Some of our global neighbors have long made apprenticeship a core component of both workforce development and their economy. Germany, for example, has about 1.8 million apprentices, working with 500,000 sponsoring companies. Here in the United States, we have about 375,000 apprentices working with approximately 200,000 employers – clearly there’s room to grow our own uniquely American Apprenticeship system.

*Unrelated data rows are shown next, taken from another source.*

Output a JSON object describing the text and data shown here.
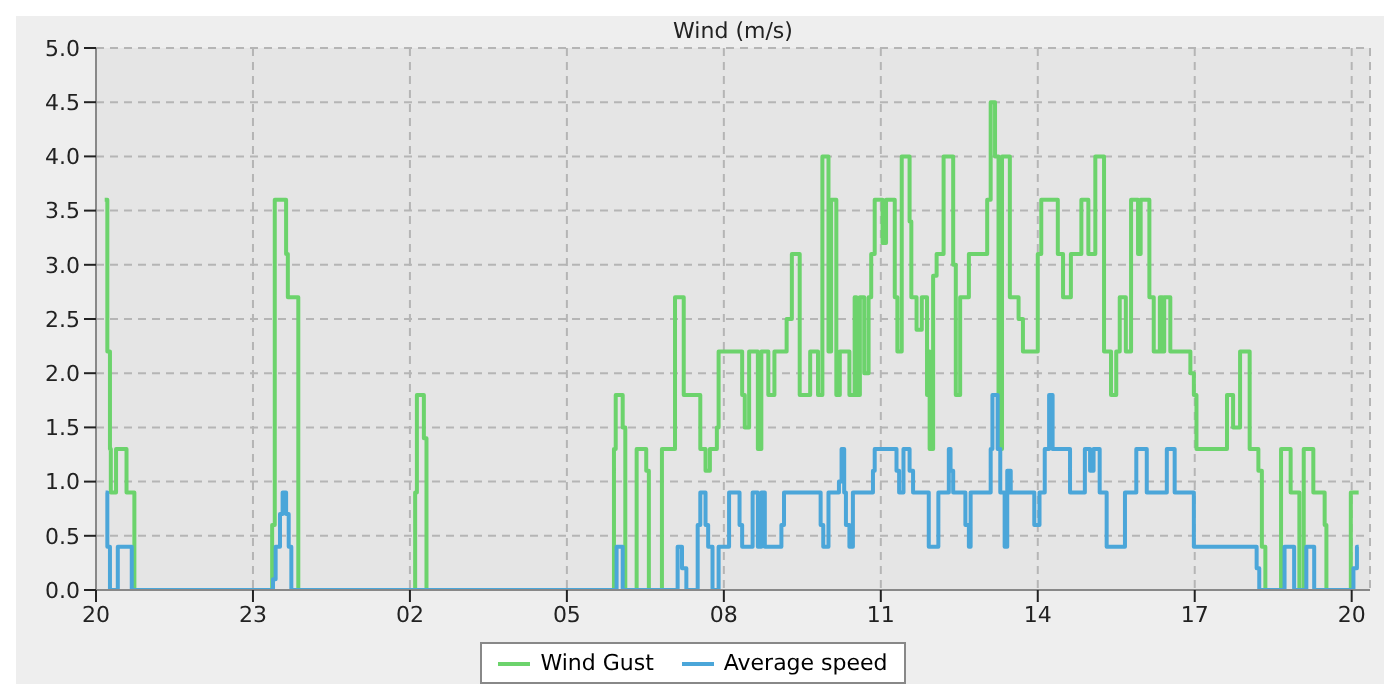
{
  "chart_data": {
    "type": "step",
    "title": "Wind (m/s)",
    "xlim": [
      "--01-01T20:00",
      "--01-02T20:21"
    ],
    "xticks": [
      {
        "value": "--01-01T20:00",
        "label": "20"
      },
      {
        "value": "--01-01T23:00",
        "label": "23"
      },
      {
        "value": "--01-02T02:00",
        "label": "02"
      },
      {
        "value": "--01-02T05:00",
        "label": "05"
      },
      {
        "value": "--01-02T08:00",
        "label": "08"
      },
      {
        "value": "--01-02T11:00",
        "label": "11"
      },
      {
        "value": "--01-02T14:00",
        "label": "14"
      },
      {
        "value": "--01-02T17:00",
        "label": "17"
      },
      {
        "value": "--01-02T20:00",
        "label": "20"
      }
    ],
    "ylim": [
      0,
      5
    ],
    "yticks": [
      {
        "value": 0,
        "label": "0.0"
      },
      0.5,
      {
        "value": 1,
        "label": "1.0"
      },
      1.5,
      {
        "value": 2,
        "label": "2.0"
      },
      2.5,
      {
        "value": 3,
        "label": "3.0"
      },
      3.5,
      {
        "value": 4,
        "label": "4.0"
      },
      4.5,
      {
        "value": 5,
        "label": "5.0"
      }
    ],
    "grid": true,
    "legend": "bottom",
    "marker": "none",
    "line_style": "solid",
    "series": [
      {
        "name": "Wind Gust",
        "color": "#6cd36c",
        "x": [
          "--01-01T20:10",
          "--01-01T20:13",
          "--01-01T20:16",
          "--01-01T20:17",
          "--01-01T20:23",
          "--01-01T20:35",
          "--01-01T20:44",
          "--01-01T23:22",
          "--01-01T23:25",
          "--01-01T23:38",
          "--01-01T23:40",
          "--01-01T23:52",
          "--01-02T02:06",
          "--01-02T02:08",
          "--01-02T02:16",
          "--01-02T02:19",
          "--01-02T05:54",
          "--01-02T05:56",
          "--01-02T06:04",
          "--01-02T06:07",
          "--01-02T06:20",
          "--01-02T06:31",
          "--01-02T06:34",
          "--01-02T06:49",
          "--01-02T07:04",
          "--01-02T07:14",
          "--01-02T07:33",
          "--01-02T07:39",
          "--01-02T07:44",
          "--01-02T07:52",
          "--01-02T07:54",
          "--01-02T08:21",
          "--01-02T08:24",
          "--01-02T08:29",
          "--01-02T08:39",
          "--01-02T08:43",
          "--01-02T08:51",
          "--01-02T08:58",
          "--01-02T09:12",
          "--01-02T09:18",
          "--01-02T09:27",
          "--01-02T09:39",
          "--01-02T09:48",
          "--01-02T09:53",
          "--01-02T10:00",
          "--01-02T10:03",
          "--01-02T10:09",
          "--01-02T10:13",
          "--01-02T10:24",
          "--01-02T10:30",
          "--01-02T10:32",
          "--01-02T10:36",
          "--01-02T10:41",
          "--01-02T10:46",
          "--01-02T10:49",
          "--01-02T10:53",
          "--01-02T11:02",
          "--01-02T11:06",
          "--01-02T11:16",
          "--01-02T11:19",
          "--01-02T11:24",
          "--01-02T11:33",
          "--01-02T11:35",
          "--01-02T11:41",
          "--01-02T11:47",
          "--01-02T11:53",
          "--01-02T11:54",
          "--01-02T11:56",
          "--01-02T12:00",
          "--01-02T12:04",
          "--01-02T12:12",
          "--01-02T12:23",
          "--01-02T12:26",
          "--01-02T12:31",
          "--01-02T12:41",
          "--01-02T13:02",
          "--01-02T13:06",
          "--01-02T13:11",
          "--01-02T13:15",
          "--01-02T13:19",
          "--01-02T13:28",
          "--01-02T13:38",
          "--01-02T13:43",
          "--01-02T14:00",
          "--01-02T14:04",
          "--01-02T14:23",
          "--01-02T14:29",
          "--01-02T14:38",
          "--01-02T14:50",
          "--01-02T14:58",
          "--01-02T15:06",
          "--01-02T15:16",
          "--01-02T15:24",
          "--01-02T15:30",
          "--01-02T15:34",
          "--01-02T15:41",
          "--01-02T15:47",
          "--01-02T15:55",
          "--01-02T15:58",
          "--01-02T16:08",
          "--01-02T16:13",
          "--01-02T16:20",
          "--01-02T16:23",
          "--01-02T16:25",
          "--01-02T16:32",
          "--01-02T16:55",
          "--01-02T16:59",
          "--01-02T17:02",
          "--01-02T17:37",
          "--01-02T17:44",
          "--01-02T17:52",
          "--01-02T18:03",
          "--01-02T18:13",
          "--01-02T18:17",
          "--01-02T18:21",
          "--01-02T18:39",
          "--01-02T18:50",
          "--01-02T19:00",
          "--01-02T19:05",
          "--01-02T19:16",
          "--01-02T19:29",
          "--01-02T19:31",
          "--01-02T19:59",
          "--01-02T20:08"
        ],
        "values": [
          3.6,
          2.2,
          1.3,
          0.9,
          1.3,
          0.9,
          0,
          0.6,
          3.6,
          3.1,
          2.7,
          0,
          0.9,
          1.8,
          1.4,
          0,
          1.3,
          1.8,
          1.5,
          0,
          1.3,
          1.1,
          0,
          1.3,
          2.7,
          1.8,
          1.3,
          1.1,
          1.3,
          1.5,
          2.2,
          1.8,
          1.5,
          2.2,
          1.3,
          2.2,
          1.8,
          2.2,
          2.5,
          3.1,
          1.8,
          2.2,
          1.8,
          4.0,
          2.2,
          3.6,
          1.8,
          2.2,
          1.8,
          2.7,
          1.8,
          2.7,
          2.0,
          2.7,
          3.1,
          3.6,
          3.2,
          3.6,
          2.7,
          2.2,
          4.0,
          3.4,
          2.7,
          2.4,
          2.7,
          1.8,
          2.2,
          1.3,
          2.9,
          3.1,
          4.0,
          3.0,
          1.8,
          2.7,
          3.1,
          3.6,
          4.5,
          4.0,
          1.3,
          4.0,
          2.7,
          2.5,
          2.2,
          3.1,
          3.6,
          3.1,
          2.7,
          3.1,
          3.6,
          3.1,
          4.0,
          2.2,
          1.8,
          2.2,
          2.7,
          2.2,
          3.6,
          3.1,
          3.6,
          2.7,
          2.2,
          2.7,
          2.2,
          2.7,
          2.2,
          2.0,
          1.8,
          1.3,
          1.8,
          1.5,
          2.2,
          1.3,
          1.1,
          0.4,
          0,
          1.3,
          0.9,
          0,
          1.3,
          0.9,
          0.6,
          0,
          0.9,
          0.9
        ]
      },
      {
        "name": "Average speed",
        "color": "#4ba6d9",
        "x": [
          "--01-01T20:11",
          "--01-01T20:13",
          "--01-01T20:16",
          "--01-01T20:25",
          "--01-01T20:41",
          "--01-01T23:23",
          "--01-01T23:26",
          "--01-01T23:31",
          "--01-01T23:34",
          "--01-01T23:38",
          "--01-01T23:41",
          "--01-01T23:44",
          "--01-02T05:57",
          "--01-02T06:04",
          "--01-02T07:07",
          "--01-02T07:12",
          "--01-02T07:17",
          "--01-02T07:30",
          "--01-02T07:33",
          "--01-02T07:39",
          "--01-02T07:42",
          "--01-02T07:47",
          "--01-02T07:54",
          "--01-02T08:06",
          "--01-02T08:18",
          "--01-02T08:21",
          "--01-02T08:33",
          "--01-02T08:39",
          "--01-02T08:43",
          "--01-02T08:47",
          "--01-02T09:06",
          "--01-02T09:09",
          "--01-02T09:51",
          "--01-02T09:54",
          "--01-02T10:00",
          "--01-02T10:12",
          "--01-02T10:15",
          "--01-02T10:18",
          "--01-02T10:20",
          "--01-02T10:24",
          "--01-02T10:28",
          "--01-02T10:36",
          "--01-02T10:51",
          "--01-02T10:53",
          "--01-02T11:18",
          "--01-02T11:21",
          "--01-02T11:26",
          "--01-02T11:33",
          "--01-02T11:37",
          "--01-02T11:55",
          "--01-02T12:06",
          "--01-02T12:18",
          "--01-02T12:20",
          "--01-02T12:23",
          "--01-02T12:37",
          "--01-02T12:41",
          "--01-02T12:43",
          "--01-02T13:06",
          "--01-02T13:08",
          "--01-02T13:14",
          "--01-02T13:17",
          "--01-02T13:22",
          "--01-02T13:25",
          "--01-02T13:29",
          "--01-02T13:56",
          "--01-02T14:02",
          "--01-02T14:08",
          "--01-02T14:13",
          "--01-02T14:17",
          "--01-02T14:37",
          "--01-02T14:54",
          "--01-02T15:00",
          "--01-02T15:04",
          "--01-02T15:11",
          "--01-02T15:19",
          "--01-02T15:21",
          "--01-02T15:40",
          "--01-02T15:53",
          "--01-02T16:05",
          "--01-02T16:28",
          "--01-02T16:37",
          "--01-02T16:59",
          "--01-02T18:11",
          "--01-02T18:14",
          "--01-02T18:43",
          "--01-02T18:54",
          "--01-02T19:08",
          "--01-02T19:17",
          "--01-02T20:02",
          "--01-02T20:06",
          "--01-02T20:08"
        ],
        "values": [
          0.9,
          0.4,
          0,
          0.4,
          0,
          0.1,
          0.4,
          0.7,
          0.9,
          0.7,
          0.4,
          0,
          0.4,
          0,
          0.4,
          0.2,
          0,
          0.6,
          0.9,
          0.6,
          0.4,
          0,
          0.4,
          0.9,
          0.6,
          0.4,
          0.9,
          0.4,
          0.9,
          0.4,
          0.6,
          0.9,
          0.6,
          0.4,
          0.9,
          1.0,
          1.3,
          0.9,
          0.6,
          0.4,
          0.9,
          0.9,
          1.1,
          1.3,
          1.1,
          0.9,
          1.3,
          1.1,
          0.9,
          0.4,
          0.9,
          1.3,
          1.1,
          0.9,
          0.6,
          0.4,
          0.9,
          1.3,
          1.8,
          1.3,
          0.9,
          0.4,
          1.1,
          0.9,
          0.6,
          0.9,
          1.3,
          1.8,
          1.3,
          0.9,
          1.3,
          1.1,
          1.3,
          0.9,
          0.4,
          0.4,
          0.9,
          1.3,
          0.9,
          1.3,
          0.9,
          0.4,
          0.2,
          0,
          0.4,
          0,
          0.4,
          0,
          0.2,
          0.4,
          0.4
        ]
      }
    ]
  }
}
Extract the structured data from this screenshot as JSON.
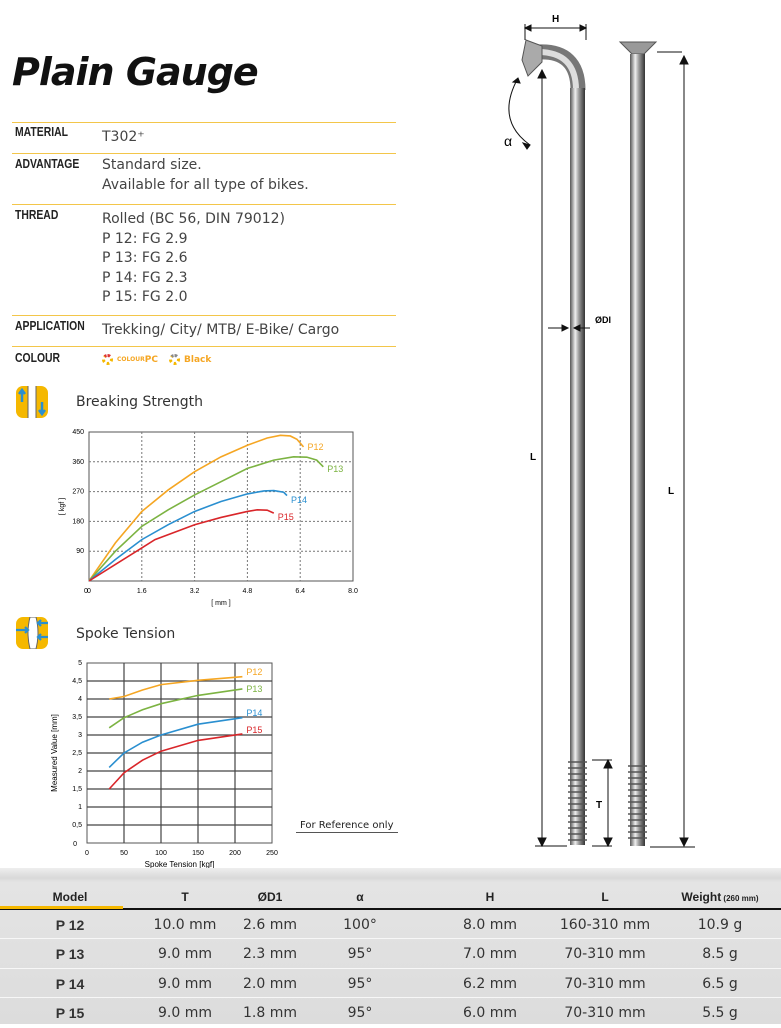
{
  "title": "Plain Gauge",
  "specs": [
    {
      "label": "MATERIAL",
      "lines": [
        "T302⁺"
      ]
    },
    {
      "label": "ADVANTAGE",
      "lines": [
        "Standard size.",
        "Available for all type of bikes."
      ]
    },
    {
      "label": "THREAD",
      "lines": [
        "Rolled (BC 56, DIN 79012)",
        "P 12: FG 2.9",
        "P 13: FG 2.6",
        "P 14: FG 2.3",
        "P 15: FG 2.0"
      ]
    },
    {
      "label": "APPLICATION",
      "lines": [
        "Trekking/ City/ MTB/ E-Bike/ Cargo"
      ]
    },
    {
      "label": "COLOUR",
      "lines": []
    }
  ],
  "colour_options": [
    {
      "prefix": "COLOUR",
      "label": "PC"
    },
    {
      "label": "Black"
    }
  ],
  "colors": {
    "accent": "#f5b800",
    "P12": "#f5a623",
    "P13": "#7cb342",
    "P14": "#2a8fd0",
    "P15": "#d9262a"
  },
  "sections": {
    "breaking": "Breaking Strength",
    "tension": "Spoke Tension",
    "reference": "For Reference only"
  },
  "chart_data": [
    {
      "type": "line",
      "title": "",
      "xlabel": "[ mm ]",
      "ylabel": "[ kgf ]",
      "xlim": [
        0,
        8
      ],
      "ylim": [
        0,
        450
      ],
      "grid": true,
      "legend": "inline-right",
      "xticks": [
        "0",
        "1.6",
        "3.2",
        "4.8",
        "6.4",
        "8.0"
      ],
      "yticks": [
        "90",
        "180",
        "270",
        "360",
        "450"
      ],
      "series": [
        {
          "name": "P12",
          "x": [
            0,
            0.8,
            1.6,
            2.4,
            3.2,
            4.0,
            4.8,
            5.4,
            5.8,
            6.1,
            6.3,
            6.5
          ],
          "y": [
            0,
            115,
            210,
            275,
            330,
            375,
            410,
            432,
            440,
            438,
            428,
            405
          ]
        },
        {
          "name": "P13",
          "x": [
            0,
            0.8,
            1.6,
            2.4,
            3.2,
            4.0,
            4.8,
            5.6,
            6.2,
            6.6,
            6.9,
            7.1
          ],
          "y": [
            0,
            90,
            165,
            215,
            260,
            300,
            340,
            365,
            375,
            374,
            365,
            345
          ]
        },
        {
          "name": "P14",
          "x": [
            0,
            0.8,
            1.6,
            2.4,
            3.2,
            4.0,
            4.8,
            5.3,
            5.6,
            5.9,
            6.0
          ],
          "y": [
            0,
            65,
            125,
            170,
            210,
            240,
            263,
            272,
            273,
            268,
            258
          ]
        },
        {
          "name": "P15",
          "x": [
            0,
            0.8,
            1.6,
            2.0,
            3.2,
            4.0,
            4.8,
            5.1,
            5.4,
            5.6
          ],
          "y": [
            0,
            50,
            100,
            125,
            170,
            192,
            210,
            215,
            214,
            205
          ]
        }
      ]
    },
    {
      "type": "line",
      "title": "",
      "xlabel": "Spoke Tension [kgf]",
      "ylabel": "Measured Value [mm]",
      "xlim": [
        0,
        250
      ],
      "ylim": [
        0,
        5
      ],
      "grid": true,
      "legend": "inline-right",
      "xticks": [
        "0",
        "50",
        "100",
        "150",
        "200",
        "250"
      ],
      "yticks": [
        "0,5",
        "1",
        "1,5",
        "2",
        "2,5",
        "3",
        "3,5",
        "4",
        "4,5",
        "5"
      ],
      "series": [
        {
          "name": "P12",
          "x": [
            30,
            50,
            75,
            100,
            150,
            210
          ],
          "y": [
            4.0,
            4.07,
            4.25,
            4.4,
            4.52,
            4.62
          ]
        },
        {
          "name": "P13",
          "x": [
            30,
            50,
            75,
            100,
            150,
            210
          ],
          "y": [
            3.2,
            3.48,
            3.7,
            3.87,
            4.1,
            4.28
          ]
        },
        {
          "name": "P14",
          "x": [
            30,
            50,
            75,
            100,
            150,
            210
          ],
          "y": [
            2.1,
            2.5,
            2.8,
            3.0,
            3.3,
            3.48
          ]
        },
        {
          "name": "P15",
          "x": [
            30,
            50,
            75,
            100,
            150,
            210
          ],
          "y": [
            1.5,
            1.95,
            2.3,
            2.55,
            2.85,
            3.03
          ]
        }
      ]
    }
  ],
  "diagram": {
    "H": "H",
    "alpha": "α",
    "D": "ØDI",
    "L1": "L",
    "L2": "L",
    "T": "T"
  },
  "table": {
    "headers": [
      "Model",
      "T",
      "ØD1",
      "α",
      "H",
      "L",
      "Weight"
    ],
    "weight_note": "(260 mm)",
    "rows": [
      [
        "P 12",
        "10.0 mm",
        "2.6 mm",
        "100°",
        "8.0 mm",
        "160-310 mm",
        "10.9 g"
      ],
      [
        "P 13",
        "9.0 mm",
        "2.3 mm",
        "95°",
        "7.0 mm",
        "70-310 mm",
        "8.5 g"
      ],
      [
        "P 14",
        "9.0 mm",
        "2.0 mm",
        "95°",
        "6.2 mm",
        "70-310 mm",
        "6.5 g"
      ],
      [
        "P 15",
        "9.0 mm",
        "1.8 mm",
        "95°",
        "6.0 mm",
        "70-310 mm",
        "5.5 g"
      ]
    ]
  }
}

As part of his efforts to encourage our ongoing economic recovery, President Obama has set a goal of doubling the number of apprentices over the next five years. To help make that happen, this fall we’ll be announcing a $100 million grant competition to promote apprenticeships in high-growth industries. Meanwhile, through the Registered Apprenticeship College Consortium, we’re making it easier to earn college credit for what you learn on the job, and to take those credits with you no matter where you live. The president has also called on Congress to create a $2 billion training fund to be used to reach his ambitious apprenticeship goals.
Labor Day is often looked on as an old fashioned holiday, and like apprenticeships, a thing of the past. Let’s look at both with fresh eyes. Labor Day is our unique moment to celebrate the contributions of the men and women who contribute to the strength and prosperity of our country. And that has and will always include our apprentices.
Thomas E. Perez is the U.S. secretary of labor.